The quake struck at 8:29 a.m. Eastern time 5 miles from the town of Petit Trou de Nippes on the country’s southwest peninsula, and 78 miles west of the Haitian capital of Port-au-Prince. Shocks were felt as far away as 200 miles in Jamaica, according to the United States Geological Survey.

“People are sitting around waiting for word, and there is no word — no word from their family, no word on who will help them,” Lozama told the Times. “When such a catastrophe happens, people wait for word or some sort of confidence from the state. But there’s nothing. No help.”

“We know that lives have been lost and many buildings destroyed,” Elizabeth Lowell, a member of the board of St. Vincent’s Center for Children with Disabilities in Haiti, wrote to supporters on Aug. 14. “Episcopal clergy in the affected area are safe, but shaken.”

Among those shaken clergy members, Lowell told Episcopal News Service, is the Rev. Kesner Ajax, known to many Episcopal congregations and schools as the coordinator of partnership efforts between the Diocese of Haiti and Episcopalians elsewhere in the church. Ajax lives in Les Cayes. ENS received an email from him on Aug. 15 promising details of his experience as soon as possible.

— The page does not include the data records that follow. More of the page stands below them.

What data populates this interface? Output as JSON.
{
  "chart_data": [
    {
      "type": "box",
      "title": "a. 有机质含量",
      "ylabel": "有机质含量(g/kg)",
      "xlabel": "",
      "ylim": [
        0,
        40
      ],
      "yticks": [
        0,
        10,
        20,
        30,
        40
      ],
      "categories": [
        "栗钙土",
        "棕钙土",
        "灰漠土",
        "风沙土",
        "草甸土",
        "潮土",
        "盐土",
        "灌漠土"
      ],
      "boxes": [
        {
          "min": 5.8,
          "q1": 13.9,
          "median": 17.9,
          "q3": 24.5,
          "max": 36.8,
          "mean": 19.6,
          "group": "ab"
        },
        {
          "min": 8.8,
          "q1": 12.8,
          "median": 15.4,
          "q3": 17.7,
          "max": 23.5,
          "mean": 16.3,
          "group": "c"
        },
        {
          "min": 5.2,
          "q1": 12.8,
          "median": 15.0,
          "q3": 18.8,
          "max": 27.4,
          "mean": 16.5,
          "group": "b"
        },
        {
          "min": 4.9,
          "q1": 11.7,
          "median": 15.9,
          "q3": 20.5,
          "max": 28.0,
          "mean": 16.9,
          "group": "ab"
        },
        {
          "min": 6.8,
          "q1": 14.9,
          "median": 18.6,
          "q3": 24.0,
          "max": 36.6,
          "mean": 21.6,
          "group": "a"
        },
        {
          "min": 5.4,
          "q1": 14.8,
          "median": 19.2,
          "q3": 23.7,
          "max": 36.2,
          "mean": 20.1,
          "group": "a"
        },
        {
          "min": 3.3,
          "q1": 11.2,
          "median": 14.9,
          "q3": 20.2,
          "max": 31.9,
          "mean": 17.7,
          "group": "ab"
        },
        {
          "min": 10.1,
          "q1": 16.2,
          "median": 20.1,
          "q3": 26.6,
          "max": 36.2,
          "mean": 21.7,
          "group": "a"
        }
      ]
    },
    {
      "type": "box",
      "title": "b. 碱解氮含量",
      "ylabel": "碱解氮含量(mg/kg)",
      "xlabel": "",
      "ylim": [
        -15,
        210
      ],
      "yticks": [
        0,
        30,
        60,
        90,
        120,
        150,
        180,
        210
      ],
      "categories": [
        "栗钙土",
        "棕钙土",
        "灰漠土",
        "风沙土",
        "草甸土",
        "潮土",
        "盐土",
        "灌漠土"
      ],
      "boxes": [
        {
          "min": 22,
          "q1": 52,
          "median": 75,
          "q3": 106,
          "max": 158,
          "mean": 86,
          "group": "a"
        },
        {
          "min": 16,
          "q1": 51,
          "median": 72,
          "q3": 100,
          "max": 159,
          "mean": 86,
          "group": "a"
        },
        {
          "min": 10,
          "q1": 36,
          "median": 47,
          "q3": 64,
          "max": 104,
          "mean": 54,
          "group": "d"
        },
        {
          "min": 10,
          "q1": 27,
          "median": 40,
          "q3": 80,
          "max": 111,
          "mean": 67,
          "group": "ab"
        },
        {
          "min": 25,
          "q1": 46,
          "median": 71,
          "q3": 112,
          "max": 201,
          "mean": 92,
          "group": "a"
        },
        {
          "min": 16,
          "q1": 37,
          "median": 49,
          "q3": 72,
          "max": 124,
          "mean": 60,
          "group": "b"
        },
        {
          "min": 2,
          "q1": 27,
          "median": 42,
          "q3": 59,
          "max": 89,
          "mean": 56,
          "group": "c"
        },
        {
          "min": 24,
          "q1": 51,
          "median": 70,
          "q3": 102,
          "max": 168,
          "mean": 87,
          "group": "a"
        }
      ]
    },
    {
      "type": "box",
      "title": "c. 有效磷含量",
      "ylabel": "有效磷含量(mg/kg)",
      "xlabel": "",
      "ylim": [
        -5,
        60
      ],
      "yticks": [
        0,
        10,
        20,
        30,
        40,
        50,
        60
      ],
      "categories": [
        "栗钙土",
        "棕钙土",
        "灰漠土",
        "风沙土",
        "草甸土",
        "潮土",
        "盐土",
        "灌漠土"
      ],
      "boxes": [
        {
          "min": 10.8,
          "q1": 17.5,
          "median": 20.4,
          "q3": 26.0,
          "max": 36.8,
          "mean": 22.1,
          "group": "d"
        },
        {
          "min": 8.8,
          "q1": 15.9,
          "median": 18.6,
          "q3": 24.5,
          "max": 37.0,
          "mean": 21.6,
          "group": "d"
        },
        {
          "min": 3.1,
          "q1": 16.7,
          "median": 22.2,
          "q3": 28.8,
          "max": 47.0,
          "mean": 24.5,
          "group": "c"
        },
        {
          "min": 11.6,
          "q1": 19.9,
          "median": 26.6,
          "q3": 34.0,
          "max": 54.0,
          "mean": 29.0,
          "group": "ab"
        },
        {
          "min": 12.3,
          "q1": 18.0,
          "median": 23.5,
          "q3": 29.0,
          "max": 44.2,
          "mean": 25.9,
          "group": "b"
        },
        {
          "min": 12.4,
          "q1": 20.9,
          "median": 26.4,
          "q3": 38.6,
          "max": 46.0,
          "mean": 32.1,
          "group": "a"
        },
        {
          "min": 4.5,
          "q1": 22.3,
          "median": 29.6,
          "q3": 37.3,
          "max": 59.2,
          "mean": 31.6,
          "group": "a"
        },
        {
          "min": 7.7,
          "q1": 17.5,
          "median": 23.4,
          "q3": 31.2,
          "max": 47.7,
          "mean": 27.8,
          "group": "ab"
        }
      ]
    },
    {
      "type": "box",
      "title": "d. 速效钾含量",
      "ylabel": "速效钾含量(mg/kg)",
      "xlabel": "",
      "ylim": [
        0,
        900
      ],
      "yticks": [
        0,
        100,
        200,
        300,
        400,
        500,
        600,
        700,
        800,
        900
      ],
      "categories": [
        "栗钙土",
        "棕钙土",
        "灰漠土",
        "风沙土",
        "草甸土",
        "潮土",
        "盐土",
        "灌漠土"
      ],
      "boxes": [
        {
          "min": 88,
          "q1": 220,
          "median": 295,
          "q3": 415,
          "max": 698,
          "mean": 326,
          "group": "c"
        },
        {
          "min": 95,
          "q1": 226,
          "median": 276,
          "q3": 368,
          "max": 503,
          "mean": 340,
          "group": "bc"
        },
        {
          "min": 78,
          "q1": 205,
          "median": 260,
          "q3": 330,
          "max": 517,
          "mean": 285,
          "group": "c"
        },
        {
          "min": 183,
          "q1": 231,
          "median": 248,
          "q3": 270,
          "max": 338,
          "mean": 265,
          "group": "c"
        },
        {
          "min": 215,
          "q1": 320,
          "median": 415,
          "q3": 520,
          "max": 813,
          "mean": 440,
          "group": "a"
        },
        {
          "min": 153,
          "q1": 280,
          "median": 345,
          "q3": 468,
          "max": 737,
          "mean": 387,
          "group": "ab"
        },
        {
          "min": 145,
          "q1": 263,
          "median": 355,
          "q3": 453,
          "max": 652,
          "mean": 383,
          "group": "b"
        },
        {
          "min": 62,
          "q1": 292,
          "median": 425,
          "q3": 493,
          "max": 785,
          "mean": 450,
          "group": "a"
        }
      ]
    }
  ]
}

The Episcopal Diocese of Haiti is numerically the church’s largest, with 92,651 members as of 2019, the latest year for which parochial report statistics are available. The diocese grew nearly 11% between 2009 and 2019.

Episcopalians are preparing to help in Haiti as best they can.

“We are deeply saddened by the reports coming from our friends and partners in Haiti,” Abagail Nelson, executive vice president of Episcopal Relief & Development, said in a statement posted on the organization’s website. “We pray for their safety as Tropical Storm Grace approaches the country. We are currently mobilizing to work with an array of development partners to meet the immediate and long-term needs of affected communities.”